Hare Krishna Farming

Mutual respect between man and animal is the key to a community's economic base.

JAYA RADHE, a young cow with her first calf, Nandini, walks proudly. It seems she knows she's a descendant of Kamadhenu, the wish-fulfilling cow said in the Puranas to be the original cow. At first Jaya Radhe wouldn't allow us to milk her, but we gained her trust with much petting and coaxing and rubbing under her neck. We didn't like to tie her legs, the common practice; that would have been a battle, and we didn't want to force her. She gives milk now, but when she feels she has reached her limit, she'll kick hard, and further persuasion is useless.

Nandini has become fat and beautiful with plentiful milk from her mother. We don't treat our cows as milk machines, as is done in commercial dairies. There, calves are separated from their mothers and made to suffer the indignity of drinking milk from a bucket or a bottle, or worse starved to death or sent to the slaughterhouse so that the master can have all the milk.

It's the time of the first monsoon rain, and three young oxen Bhima, Nakula, and Sahadeva gallop across the field. Their heads are smeared with soft red earth they've dug up with their horns. They've seen an intruder, a strange bull on their land, so they chase him out, tails and heads held high, snorting, eyes shining brightly, hooves thudding, followed by little black Nandini, who is ready for anything.

Soon they'll be working hard under the yoke of the plow, in the water and deep, soft mud of the rice fields, and they will become quiet and sober. But when all the plowing is over, the farmer will bow down to their feet in respect to thank them and tell them they are free to go. Such reciprocation between man and animal, and the idea of go-seva, or service to the cow, is new to us in the West who have been brought up to believe we are the lords of all we survey and nature is ours to exploit.

My urbanite stepson, a doctor, came to visit and saw the few milking cows in their barn, and then the bull, oxen, and older calves in another cow shed. He was surprised.

"These don't give any milk? What's wrong with them?"

"They're bulls."

"Oh. Why do you keep them then?"

"Are your sons not just as good as your daughters?" I asked.

And I told him that all our cows, bulls, and calves have lifetime protection. I told him that to give milk, a cow must have a calf, who must be engaged and cared for his or her whole life; that bulls are even more important than milking cows because they plow the field, carry loads on the bullock cart, and turn the oil press to extract oil from seeds; and that both cows and bulls produce dung, which is more valuable than gold or even the famous Kohinoor diamond, according to eminent Indian economist Venishakar M. Vasu, because it fertilizes the soil.

The farmland of India had remained fertile for hundreds of thousands of years by the application of cow dung. But now, because of cow slaughter, India has a shortage of cow dung for fertilizer, and chemical fertilizer has ruined the land, killing the soil.

Venishakar M. Vasu says, "If we destroy our cattle wealth, not even God can save this country."

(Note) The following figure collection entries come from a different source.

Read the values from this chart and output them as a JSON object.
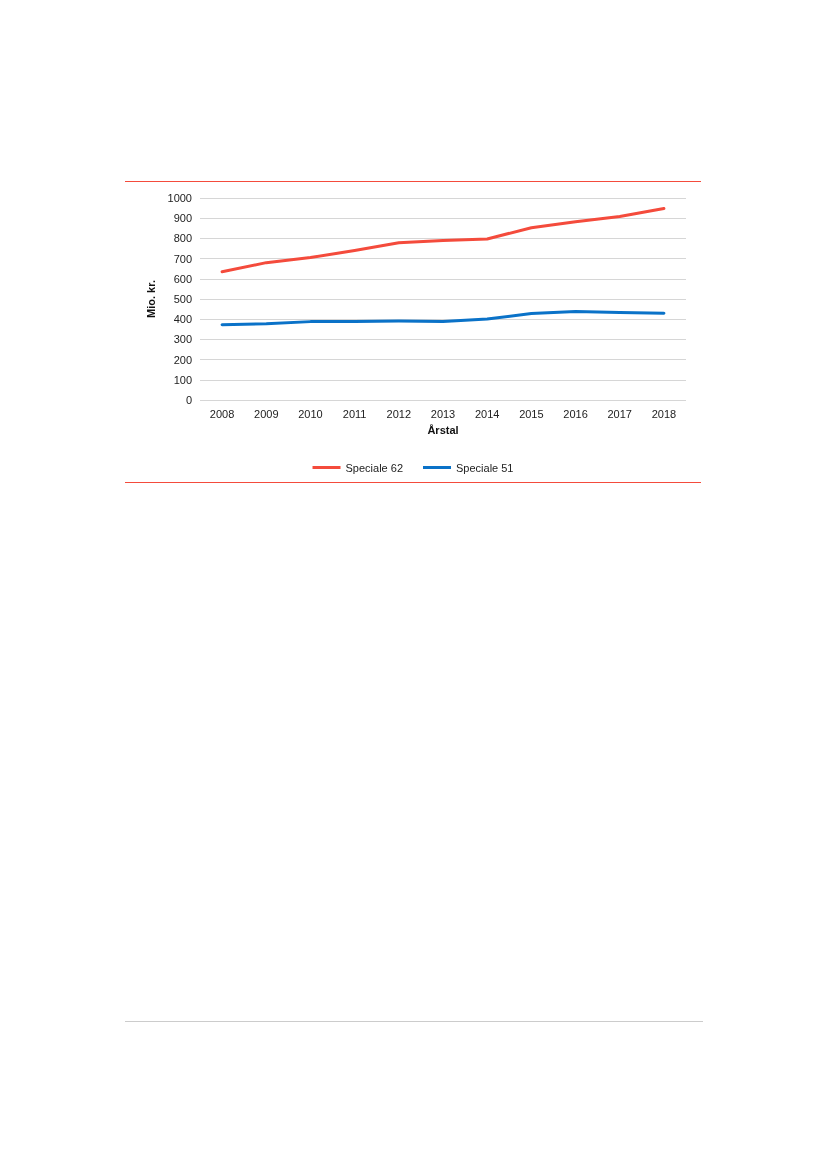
{
  "chart_data": {
    "type": "line",
    "xlabel": "Årstal",
    "ylabel": "Mio. kr.",
    "categories": [
      "2008",
      "2009",
      "2010",
      "2011",
      "2012",
      "2013",
      "2014",
      "2015",
      "2016",
      "2017",
      "2018"
    ],
    "series": [
      {
        "name": "Speciale 62",
        "color": "#f44b3c",
        "values": [
          635,
          680,
          705,
          740,
          778,
          790,
          797,
          853,
          882,
          908,
          948
        ]
      },
      {
        "name": "Speciale 51",
        "color": "#0a72c8",
        "values": [
          373,
          378,
          388,
          389,
          391,
          389,
          401,
          428,
          438,
          433,
          430
        ]
      }
    ],
    "ylim": [
      0,
      1000
    ],
    "yticks": [
      0,
      100,
      200,
      300,
      400,
      500,
      600,
      700,
      800,
      900,
      1000
    ],
    "grid": "y",
    "legend": "bottom",
    "marker": "none",
    "line_style": "solid"
  }
}
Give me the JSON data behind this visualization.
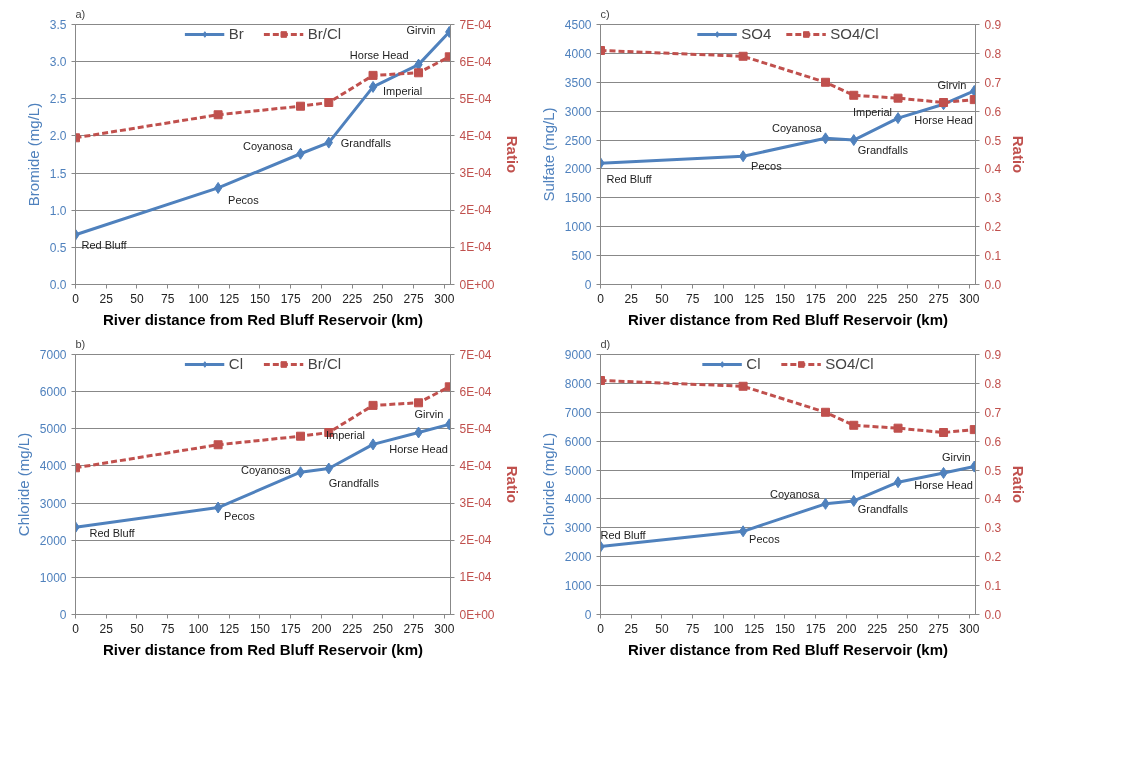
{
  "chart_data": [
    {
      "type": "line",
      "x": [
        0,
        116,
        183,
        206,
        242,
        279,
        304
      ],
      "xlim": [
        0,
        305
      ],
      "xticks": [
        0,
        25,
        50,
        75,
        100,
        125,
        150,
        175,
        200,
        225,
        250,
        275,
        300
      ],
      "ylim": [
        0,
        3.5
      ],
      "yticks": [
        {
          "value": 0,
          "label": "0.0"
        },
        0.5,
        {
          "value": 1,
          "label": "1.0"
        },
        1.5,
        {
          "value": 2,
          "label": "2.0"
        },
        2.5,
        {
          "value": 3,
          "label": "3.0"
        },
        3.5
      ],
      "y2lim": [
        0,
        0.0007
      ],
      "y2ticks": [
        {
          "value": 0,
          "label": "0E+00"
        },
        {
          "value": 0.0001,
          "label": "1E-04"
        },
        {
          "value": 0.0002,
          "label": "2E-04"
        },
        {
          "value": 0.0003,
          "label": "3E-04"
        },
        {
          "value": 0.0004,
          "label": "4E-04"
        },
        {
          "value": 0.0005,
          "label": "5E-04"
        },
        {
          "value": 0.0006,
          "label": "6E-04"
        },
        {
          "value": 0.0007,
          "label": "7E-04"
        }
      ],
      "xlabel": "River distance from Red Bluff Reservoir (km)",
      "ylabel": "Bromide (mg/L)",
      "y2label": "Ratio",
      "grid": "y",
      "legend": "top",
      "series": [
        {
          "name": "Br",
          "color": "#4f81bd",
          "marker": "diamond",
          "line_style": "solid",
          "values": [
            0.67,
            1.3,
            1.76,
            1.91,
            2.66,
            2.96,
            3.4
          ]
        },
        {
          "name": "Br/Cl",
          "color": "#c0504d",
          "marker": "square",
          "line_style": "dashed",
          "axis": "y2",
          "values": [
            0.000395,
            0.000457,
            0.00048,
            0.00049,
            0.000563,
            0.00057,
            0.000613
          ]
        }
      ],
      "annotations": [
        "a)",
        {
          "text": "Red Bluff",
          "x": 0,
          "y": 0.67
        },
        {
          "text": "Pecos",
          "x": 116,
          "y": 1.3
        },
        {
          "text": "Coyanosa",
          "x": 183,
          "y": 1.76
        },
        {
          "text": "Grandfalls",
          "x": 206,
          "y": 1.91
        },
        {
          "text": "Imperial",
          "x": 242,
          "y": 2.66
        },
        {
          "text": "Horse Head",
          "x": 279,
          "y": 2.96
        },
        {
          "text": "Girvin",
          "x": 304,
          "y": 3.4
        }
      ]
    },
    {
      "type": "line",
      "x": [
        0,
        116,
        183,
        206,
        242,
        279,
        304
      ],
      "xlim": [
        0,
        305
      ],
      "xticks": [
        0,
        25,
        50,
        75,
        100,
        125,
        150,
        175,
        200,
        225,
        250,
        275,
        300
      ],
      "ylim": [
        0,
        4500
      ],
      "yticks": [
        0,
        500,
        1000,
        1500,
        2000,
        2500,
        3000,
        3500,
        4000,
        4500
      ],
      "y2lim": [
        0,
        0.9
      ],
      "y2ticks": [
        {
          "value": 0,
          "label": "0.0"
        },
        0.1,
        0.2,
        0.3,
        0.4,
        0.5,
        0.6,
        0.7,
        0.8,
        0.9
      ],
      "xlabel": "River distance from Red Bluff Reservoir (km)",
      "ylabel": "Sulfate (mg/L)",
      "y2label": "Ratio",
      "grid": "y",
      "legend": "top",
      "series": [
        {
          "name": "SO4",
          "color": "#4f81bd",
          "marker": "diamond",
          "line_style": "solid",
          "values": [
            2100,
            2220,
            2530,
            2500,
            2880,
            3120,
            3350
          ]
        },
        {
          "name": "SO4/Cl",
          "color": "#c0504d",
          "marker": "square",
          "line_style": "dashed",
          "axis": "y2",
          "values": [
            0.81,
            0.79,
            0.7,
            0.655,
            0.645,
            0.63,
            0.64
          ]
        }
      ],
      "annotations": [
        "c)",
        {
          "text": "Red Bluff",
          "x": 0,
          "y": 2100
        },
        {
          "text": "Pecos",
          "x": 116,
          "y": 2220
        },
        {
          "text": "Coyanosa",
          "x": 183,
          "y": 2530
        },
        {
          "text": "Grandfalls",
          "x": 206,
          "y": 2500
        },
        {
          "text": "Imperial",
          "x": 242,
          "y": 2880
        },
        {
          "text": "Horse Head",
          "x": 279,
          "y": 3120
        },
        {
          "text": "Girvin",
          "x": 304,
          "y": 3350
        }
      ]
    },
    {
      "type": "line",
      "x": [
        0,
        116,
        183,
        206,
        242,
        279,
        304
      ],
      "xlim": [
        0,
        305
      ],
      "xticks": [
        0,
        25,
        50,
        75,
        100,
        125,
        150,
        175,
        200,
        225,
        250,
        275,
        300
      ],
      "ylim": [
        0,
        7000
      ],
      "yticks": [
        0,
        1000,
        2000,
        3000,
        4000,
        5000,
        6000,
        7000
      ],
      "y2lim": [
        0,
        0.0007
      ],
      "y2ticks": [
        {
          "value": 0,
          "label": "0E+00"
        },
        {
          "value": 0.0001,
          "label": "1E-04"
        },
        {
          "value": 0.0002,
          "label": "2E-04"
        },
        {
          "value": 0.0003,
          "label": "3E-04"
        },
        {
          "value": 0.0004,
          "label": "4E-04"
        },
        {
          "value": 0.0005,
          "label": "5E-04"
        },
        {
          "value": 0.0006,
          "label": "6E-04"
        },
        {
          "value": 0.0007,
          "label": "7E-04"
        }
      ],
      "xlabel": "River distance from Red Bluff Reservoir (km)",
      "ylabel": "Chloride (mg/L)",
      "y2label": "Ratio",
      "grid": "y",
      "legend": "top",
      "series": [
        {
          "name": "Cl",
          "color": "#4f81bd",
          "marker": "diamond",
          "line_style": "solid",
          "values": [
            2350,
            2880,
            3830,
            3930,
            4580,
            4900,
            5120
          ]
        },
        {
          "name": "Br/Cl",
          "color": "#c0504d",
          "marker": "square",
          "line_style": "dashed",
          "axis": "y2",
          "values": [
            0.000395,
            0.000457,
            0.00048,
            0.00049,
            0.000563,
            0.00057,
            0.000613
          ]
        }
      ],
      "annotations": [
        "b)",
        {
          "text": "Red Bluff",
          "x": 0,
          "y": 2350
        },
        {
          "text": "Pecos",
          "x": 116,
          "y": 2880
        },
        {
          "text": "Coyanosa",
          "x": 183,
          "y": 3830
        },
        {
          "text": "Grandfalls",
          "x": 206,
          "y": 3930
        },
        {
          "text": "Imperial",
          "x": 242,
          "y": 4580
        },
        {
          "text": "Horse Head",
          "x": 279,
          "y": 4900
        },
        {
          "text": "Girvin",
          "x": 304,
          "y": 5120
        }
      ]
    },
    {
      "type": "line",
      "x": [
        0,
        116,
        183,
        206,
        242,
        279,
        304
      ],
      "xlim": [
        0,
        305
      ],
      "xticks": [
        0,
        25,
        50,
        75,
        100,
        125,
        150,
        175,
        200,
        225,
        250,
        275,
        300
      ],
      "ylim": [
        0,
        9000
      ],
      "yticks": [
        0,
        1000,
        2000,
        3000,
        4000,
        5000,
        6000,
        7000,
        8000,
        9000
      ],
      "y2lim": [
        0,
        0.9
      ],
      "y2ticks": [
        {
          "value": 0,
          "label": "0.0"
        },
        0.1,
        0.2,
        0.3,
        0.4,
        0.5,
        0.6,
        0.7,
        0.8,
        0.9
      ],
      "xlabel": "River distance from Red Bluff Reservoir (km)",
      "ylabel": "Chloride (mg/L)",
      "y2label": "Ratio",
      "grid": "y",
      "legend": "top",
      "series": [
        {
          "name": "Cl",
          "color": "#4f81bd",
          "marker": "diamond",
          "line_style": "solid",
          "values": [
            2350,
            2880,
            3830,
            3930,
            4580,
            4900,
            5120
          ]
        },
        {
          "name": "SO4/Cl",
          "color": "#c0504d",
          "marker": "square",
          "line_style": "dashed",
          "axis": "y2",
          "values": [
            0.81,
            0.79,
            0.7,
            0.655,
            0.645,
            0.63,
            0.64
          ]
        }
      ],
      "annotations": [
        "d)",
        {
          "text": "Red Bluff",
          "x": 0,
          "y": 2350
        },
        {
          "text": "Pecos",
          "x": 116,
          "y": 2880
        },
        {
          "text": "Coyanosa",
          "x": 183,
          "y": 3830
        },
        {
          "text": "Grandfalls",
          "x": 206,
          "y": 3930
        },
        {
          "text": "Imperial",
          "x": 242,
          "y": 4580
        },
        {
          "text": "Horse Head",
          "x": 279,
          "y": 4900
        },
        {
          "text": "Girvin",
          "x": 304,
          "y": 5120
        }
      ]
    }
  ]
}
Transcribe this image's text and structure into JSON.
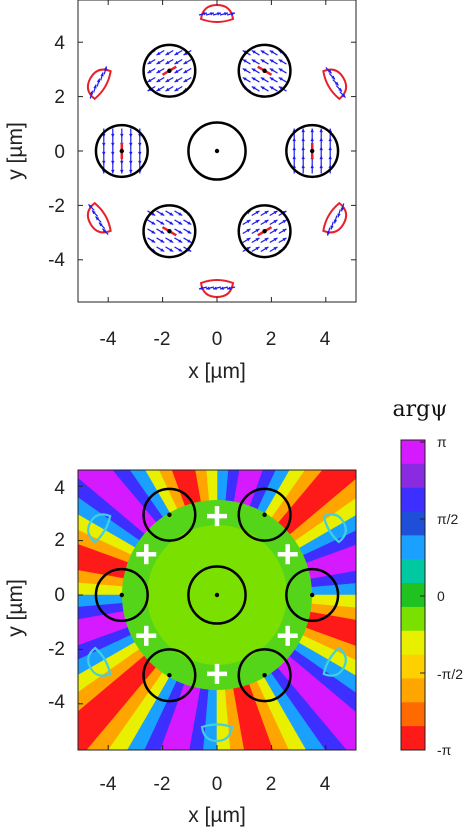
{
  "figure": {
    "top_panel": {
      "xlabel": "x [µm]",
      "ylabel": "y [µm]",
      "xticks": [
        "-4",
        "-2",
        "0",
        "2",
        "4"
      ],
      "yticks": [
        "4",
        "2",
        "0",
        "-2",
        "-4"
      ]
    },
    "bottom_panel": {
      "xlabel": "x [µm]",
      "ylabel": "y [µm]",
      "xticks": [
        "-4",
        "-2",
        "0",
        "2",
        "4"
      ],
      "yticks": [
        "4",
        "2",
        "0",
        "-2",
        "-4"
      ]
    },
    "colorbar": {
      "title": "argψ",
      "labels": [
        "π",
        "π/2",
        "0",
        "-π/2",
        "-π"
      ],
      "colors": [
        "#d61aff",
        "#8a2be2",
        "#3c2fff",
        "#1f4fd9",
        "#1aa0ff",
        "#00c8a0",
        "#1fc21f",
        "#7ae000",
        "#e8f000",
        "#ffd000",
        "#ffa500",
        "#ff6a00",
        "#ff1a1a"
      ]
    }
  },
  "colors": {
    "ring": "#000000",
    "arrow": "#1c1cf0",
    "current_loop": "#e8202a",
    "cyan_loop": "#40d0e0",
    "vortex_marker": "#ffffff"
  },
  "chart_data": [
    {
      "type": "vector-field",
      "title": "",
      "xlabel": "x [µm]",
      "ylabel": "y [µm]",
      "xlim": [
        -5.4,
        5.4
      ],
      "ylim": [
        -5.4,
        5.4
      ],
      "rings": [
        {
          "x": 0,
          "y": 0,
          "r": 1.05
        },
        {
          "x": 1.75,
          "y": 2.95,
          "r": 0.95
        },
        {
          "x": -1.75,
          "y": 2.95,
          "r": 0.95
        },
        {
          "x": 3.5,
          "y": 0,
          "r": 0.95
        },
        {
          "x": -3.5,
          "y": 0,
          "r": 0.95
        },
        {
          "x": 1.75,
          "y": -2.95,
          "r": 0.95
        },
        {
          "x": -1.75,
          "y": -2.95,
          "r": 0.95
        }
      ]
    },
    {
      "type": "heatmap",
      "title": "",
      "xlabel": "x [µm]",
      "ylabel": "y [µm]",
      "xlim": [
        -5.4,
        5.4
      ],
      "ylim": [
        -5.4,
        5.4
      ],
      "zlabel": "argψ",
      "zlim": [
        "-π",
        "π"
      ],
      "vortices": [
        {
          "x": 0,
          "y": 2.9
        },
        {
          "x": 0,
          "y": -2.9
        },
        {
          "x": 2.6,
          "y": 1.5
        },
        {
          "x": -2.6,
          "y": 1.5
        },
        {
          "x": 2.6,
          "y": -1.5
        },
        {
          "x": -2.6,
          "y": -1.5
        }
      ]
    }
  ]
}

Srila Prabhupada writes in a purport to Srimad-Bhagavatam (3.2.29):

As he [Lord Krsna] grew to be six or seven years old, the Lord was given charge of looking after the cows and bulls in the grazing grounds. He was the son of a well-to-do landholder who owned hundreds of thousands of cows, and according to Vedic economics, one is considered to be a rich man by the strength of his store of grains and cows. Human society needs only sufficient grain and sufficient cows to solve its economic problems. With these two things humanity can solve its eating problem. All other things but these two are artificial necessities created by man to kill his valuable life at the human level and waste his time in things which are not needed.
Lord Krsna, as the teacher of human society, personally showed by His acts that the mercantile community, or the vaisyas, should herd cows and bulls and give protection to the valuable animals. According to smrti regulations, the cow is the mother and the bull is the father of the human being. The cow is the mother because just as one sucks the breast of the mother, human society takes cow's milk. Similarly the bull is the father of human society because the father earns for the children just as the bull tills the ground to produce food grains. Human society will kill its spirit of life by killing the father and the mother.
It is mentioned herein that the beautiful cows and bulls were of various checkered colors red, black, blue, green, yellow, ash, etc. And because of their colors and healthy smiling features, the atmosphere was enlivening.

We can fix our minds on the Lord as He is described in the verse on which Srila Prabhupada is commenting: "While herding the very beautiful bulls, the Lord, who was the reservoir of all opulence and fortune, used to blow His flute, and thus He enlivened His faithful followers, the cowherd boys." And we can do as Srila Prabhupada has instructed us: protect the beautiful cows and bulls and benefit human society.

Lavangalatika Devi Dasi is an American disciple of Srila Prabhupada. She and her Indian husband care for cows on their land in Maharashtra, India.